Machine learning with sparse features + missing data

For a machine learning project, I am trying to predict the rental price and costs of real estate.
For this, I use rather a lot of dummy variables to capture differences based on geography, which makes the data rather sparse. Further, for the characteristics of the properties (number of bedrooms, bathrooms, whether there is a garden, ...) there is a lot of missing data.

Are there any good machine learning algorithms/packages in R that can handle this type of data?

Many Thanks.

1 Like

Hi @Wout.dev

  • use sparseMatrix

https://www.rdocumentation.org/packages/Matrix/versions/1.3-4/topics/sparseMatrix

  • Use mini-batch learning

  • Using the Sparse Model (LASSO)

  • Use a machine with huge memory in a cloud service

  • R is not very good at processing huge data on-memory.
    (Please create functions like data loader to create sparse matrices only when processing.)

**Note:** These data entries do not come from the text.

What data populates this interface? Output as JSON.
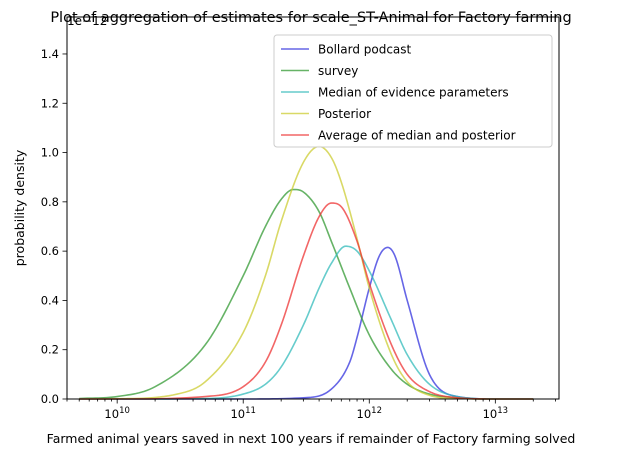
{
  "chart_data": {
    "type": "line",
    "title": "Plot of aggregation of estimates for scale_ST-Animal for Factory farming",
    "xlabel": "Farmed animal years saved in next 100 years if remainder of Factory farming solved",
    "ylabel": "probability density",
    "y_offset_label": "1e−12",
    "x_scale": "log",
    "xlim": [
      4000000000.0,
      32000000000000.0
    ],
    "ylim": [
      0,
      1.55
    ],
    "x_ticks": [
      {
        "base": "10",
        "exp": "10",
        "value": 10000000000.0
      },
      {
        "base": "10",
        "exp": "11",
        "value": 100000000000.0
      },
      {
        "base": "10",
        "exp": "12",
        "value": 1000000000000.0
      },
      {
        "base": "10",
        "exp": "13",
        "value": 10000000000000.0
      }
    ],
    "y_ticks": [
      {
        "label": "0.0",
        "value": 0.0
      },
      {
        "label": "0.2",
        "value": 0.2
      },
      {
        "label": "0.4",
        "value": 0.4
      },
      {
        "label": "0.6",
        "value": 0.6
      },
      {
        "label": "0.8",
        "value": 0.8
      },
      {
        "label": "1.0",
        "value": 1.0
      },
      {
        "label": "1.2",
        "value": 1.2
      },
      {
        "label": "1.4",
        "value": 1.4
      }
    ],
    "legend_position": "top-right",
    "grid": false,
    "series": [
      {
        "name": "Bollard podcast",
        "color": "#3333dd",
        "x": [
          5000000000.0,
          10000000000.0,
          100000000000.0,
          300000000000.0,
          500000000000.0,
          700000000000.0,
          800000000000.0,
          1000000000000.0,
          1200000000000.0,
          1400000000000.0,
          1600000000000.0,
          2000000000000.0,
          3000000000000.0,
          5000000000000.0,
          10000000000000.0,
          20000000000000.0
        ],
        "y": [
          0,
          0,
          0,
          0.005,
          0.04,
          0.15,
          0.25,
          0.45,
          0.58,
          0.615,
          0.58,
          0.4,
          0.1,
          0.01,
          0,
          0
        ]
      },
      {
        "name": "survey",
        "color": "#339933",
        "x": [
          5000000000.0,
          10000000000.0,
          20000000000.0,
          50000000000.0,
          100000000000.0,
          150000000000.0,
          200000000000.0,
          250000000000.0,
          300000000000.0,
          400000000000.0,
          500000000000.0,
          700000000000.0,
          1000000000000.0,
          1500000000000.0,
          2000000000000.0,
          3000000000000.0,
          5000000000000.0,
          10000000000000.0,
          20000000000000.0
        ],
        "y": [
          0.002,
          0.01,
          0.05,
          0.22,
          0.5,
          0.7,
          0.81,
          0.85,
          0.84,
          0.76,
          0.64,
          0.45,
          0.26,
          0.12,
          0.06,
          0.02,
          0.005,
          0,
          0
        ]
      },
      {
        "name": "Median of evidence parameters",
        "color": "#33bbbb",
        "x": [
          5000000000.0,
          10000000000.0,
          50000000000.0,
          100000000000.0,
          150000000000.0,
          200000000000.0,
          300000000000.0,
          400000000000.0,
          500000000000.0,
          650000000000.0,
          800000000000.0,
          1000000000000.0,
          1500000000000.0,
          2000000000000.0,
          3000000000000.0,
          5000000000000.0,
          10000000000000.0,
          20000000000000.0
        ],
        "y": [
          0,
          0,
          0.002,
          0.02,
          0.06,
          0.13,
          0.3,
          0.45,
          0.55,
          0.62,
          0.6,
          0.52,
          0.32,
          0.18,
          0.06,
          0.01,
          0,
          0
        ]
      },
      {
        "name": "Posterior",
        "color": "#cccc33",
        "x": [
          5000000000.0,
          10000000000.0,
          30000000000.0,
          50000000000.0,
          100000000000.0,
          150000000000.0,
          200000000000.0,
          300000000000.0,
          400000000000.0,
          500000000000.0,
          600000000000.0,
          800000000000.0,
          1000000000000.0,
          1500000000000.0,
          2000000000000.0,
          3000000000000.0,
          5000000000000.0,
          10000000000000.0,
          20000000000000.0
        ],
        "y": [
          0,
          0.001,
          0.02,
          0.07,
          0.27,
          0.5,
          0.72,
          0.96,
          1.025,
          0.98,
          0.88,
          0.65,
          0.45,
          0.18,
          0.07,
          0.015,
          0.002,
          0,
          0
        ]
      },
      {
        "name": "Average of median and posterior",
        "color": "#ee3333",
        "x": [
          5000000000.0,
          10000000000.0,
          50000000000.0,
          100000000000.0,
          150000000000.0,
          200000000000.0,
          300000000000.0,
          400000000000.0,
          500000000000.0,
          600000000000.0,
          800000000000.0,
          1000000000000.0,
          1500000000000.0,
          2000000000000.0,
          3000000000000.0,
          5000000000000.0,
          10000000000000.0,
          20000000000000.0
        ],
        "y": [
          0,
          0,
          0.01,
          0.05,
          0.15,
          0.3,
          0.58,
          0.74,
          0.795,
          0.78,
          0.64,
          0.47,
          0.22,
          0.1,
          0.03,
          0.005,
          0,
          0
        ]
      }
    ]
  }
}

  • Synthesize the Low-dimensional features. For example, principal component analysis, tsne, umap, etc.

I'm a data analyst in a company, and I often use these in practice.

xgboost must use one hot vector.
More techniques may be found in the literature on xgboost.

Have a good R life.

Hello,

Thank you for your reply.

Sounds like a fun project.

One thing you should know is that R has a native factor data type. You shouldn't have to make dummy variables yourself. Look at this output and see how the dummies are created automatically. model.matrix(Sepal.Length ~ ., data = iris)

Lasso or elastic net are great methods for sparse data. Especially for a 1st pass modeling because they are fast to fit and easy to understand. Using caret::train, use method = "glmnet" argument.

Finally, if you are imputing missing values with a multivariate imputation method, make sure that you don't use the response variable as an imputation predictor.